After an eight-year-long planning and construction process, the last major area of unused land in the heart of Berlin was recently made available to the public. The opening of the eastern part of the Park at Gleisdreieck in 2011, and the western part this year, turned what was previously derelict and informally appropriated land used by a small number of people into a public park attractive to many.

The railway area belonging to the former Anhalter and Potsdamer goods station, i.e. the so-called Gleisdreieck, was once an important transport hub, but was not used after 1945. The old railway lines running through the middle of a densely populated residential district were left to themselves and an ecologically valuable pioneer forest developed. During the 1970s planned highway construction was fortunately prevented due to the formation of a powerful citizen’s initiative. In the 1990s part of the site was used as a storage area for building materials needed at the huge adjacent Potsdamer Platz construction project, and compensation payments for this use were then used to help finance construction of the park.

Room for interpretation

The main elements of both parts of the park are extensive lawn and meadow areas. These are bordered by smaller areas that have a variety of specific uses, such as rest and relaxation, meeting and communicating, recreation, sport, and exercise. The basic structure of these new parks is modelled on traditional concepts of Volksparks, but is adapted to fit todays needs. The park’s planners, for instance, neither wanted to leave the potential use of its space too open and undefined, nor stipulate exactly what should occur there. The main idea was to entice people to use the park while allowing ample room for interpretation. Whether the bright green Tartan surface is ultimately used for skating, playing football and basketball, or simply as an unconventional place to sit and -relax, is left to the imagination and preferences of its users.

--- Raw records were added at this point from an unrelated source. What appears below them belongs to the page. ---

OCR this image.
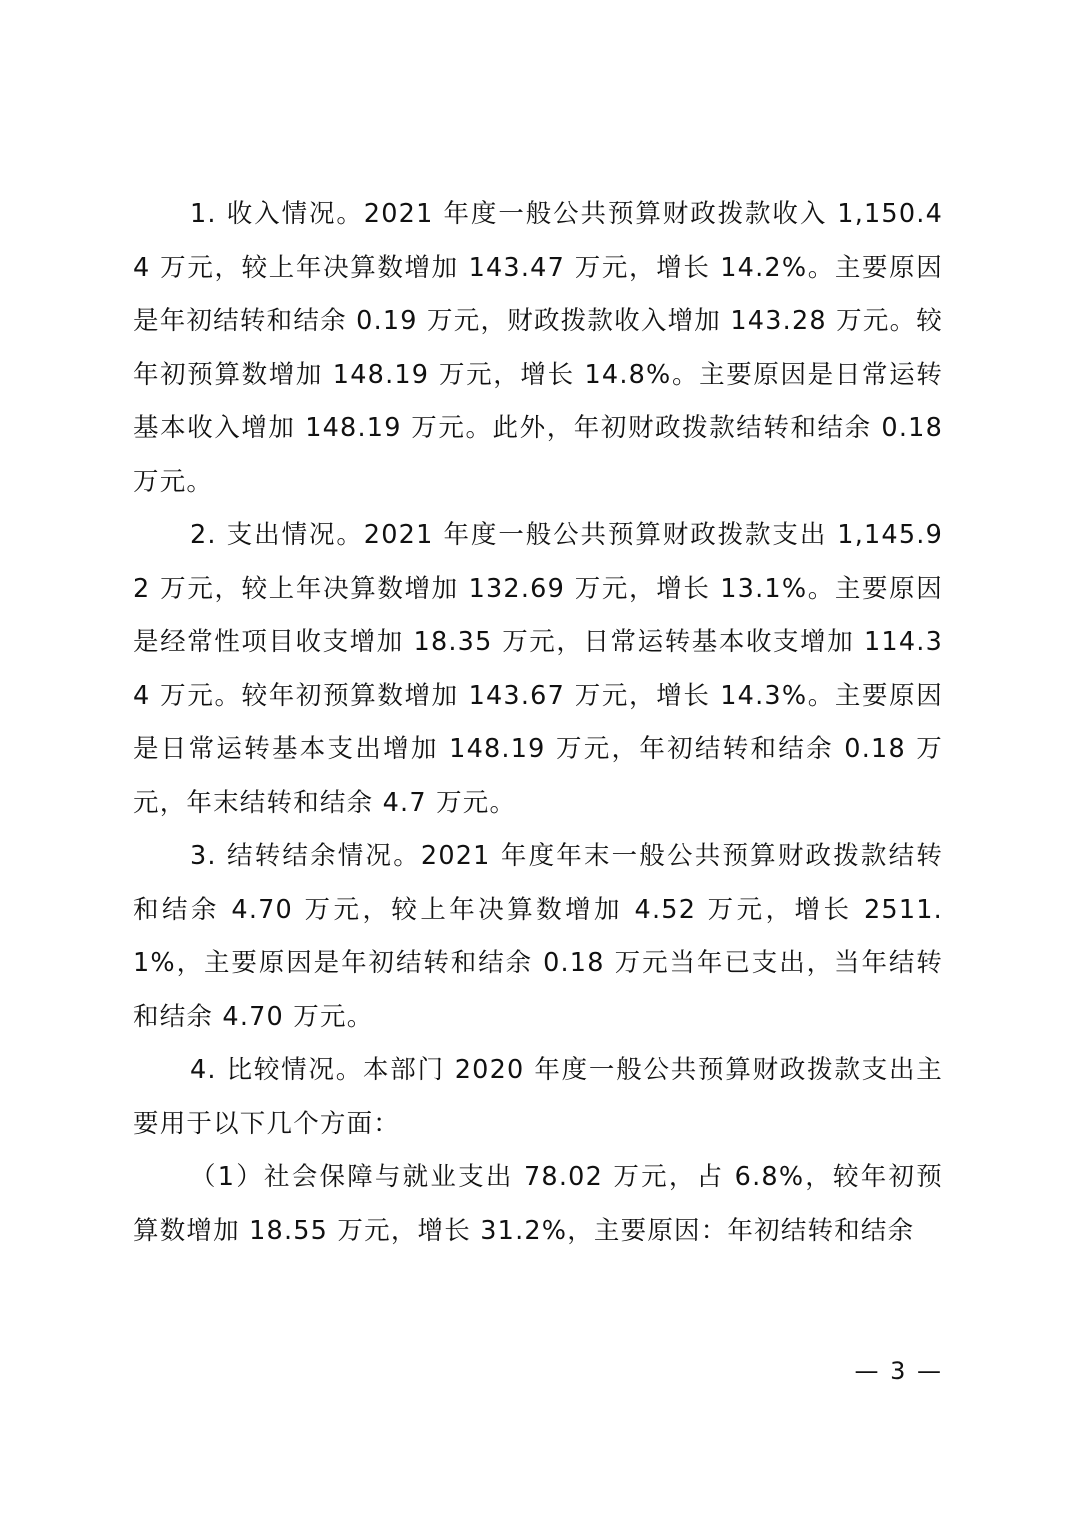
1. 收入情况。2021 年度一般公共预算财政拨款收入 1,150.44 万元，较上年决算数增加 143.47 万元，增长 14.2%。主要原因是年初结转和结余 0.19 万元，财政拨款收入增加 143.28 万元。较年初预算数增加 148.19 万元，增长 14.8%。主要原因是日常运转基本收入增加 148.19 万元。此外，年初财政拨款结转和结余 0.18 万元。

2. 支出情况。2021 年度一般公共预算财政拨款支出 1,145.92 万元，较上年决算数增加 132.69 万元，增长 13.1%。主要原因是经常性项目收支增加 18.35 万元，日常运转基本收支增加 114.34 万元。较年初预算数增加 143.67 万元，增长 14.3%。主要原因是日常运转基本支出增加 148.19 万元，年初结转和结余 0.18 万元，年末结转和结余 4.7 万元。

3. 结转结余情况。2021 年度年末一般公共预算财政拨款结转和结余 4.70 万元，较上年决算数增加 4.52 万元，增长 2511.1%，主要原因是年初结转和结余 0.18 万元当年已支出，当年结转和结余 4.70 万元。

4. 比较情况。本部门 2020 年度一般公共预算财政拨款支出主要用于以下几个方面：

（1）社会保障与就业支出 78.02 万元，占 6.8%，较年初预算数增加 18.55 万元，增长 31.2%，主要原因：年初结转和结余

— 3 —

Another objective was to create a park that had two distinct speeds. The broad main pathways are organised in bands that give both fast bicyclists on the national Berlin-Leipzig cycle route and dreamy walkers their own paths to follow. Another issue that played a big role in the planning of the park was communication. The creation of interfaces for communication is an important prerequisite for the functioning of a pluralistic and multicultural urban society that now exists in nearly every major city. The recurring and modified motif of stages and grandstands provides users with a variety of ways in which they can interact with one another. It’s really all about seeing and being seen, which is a good starting point for a well-functioning state of coexistence.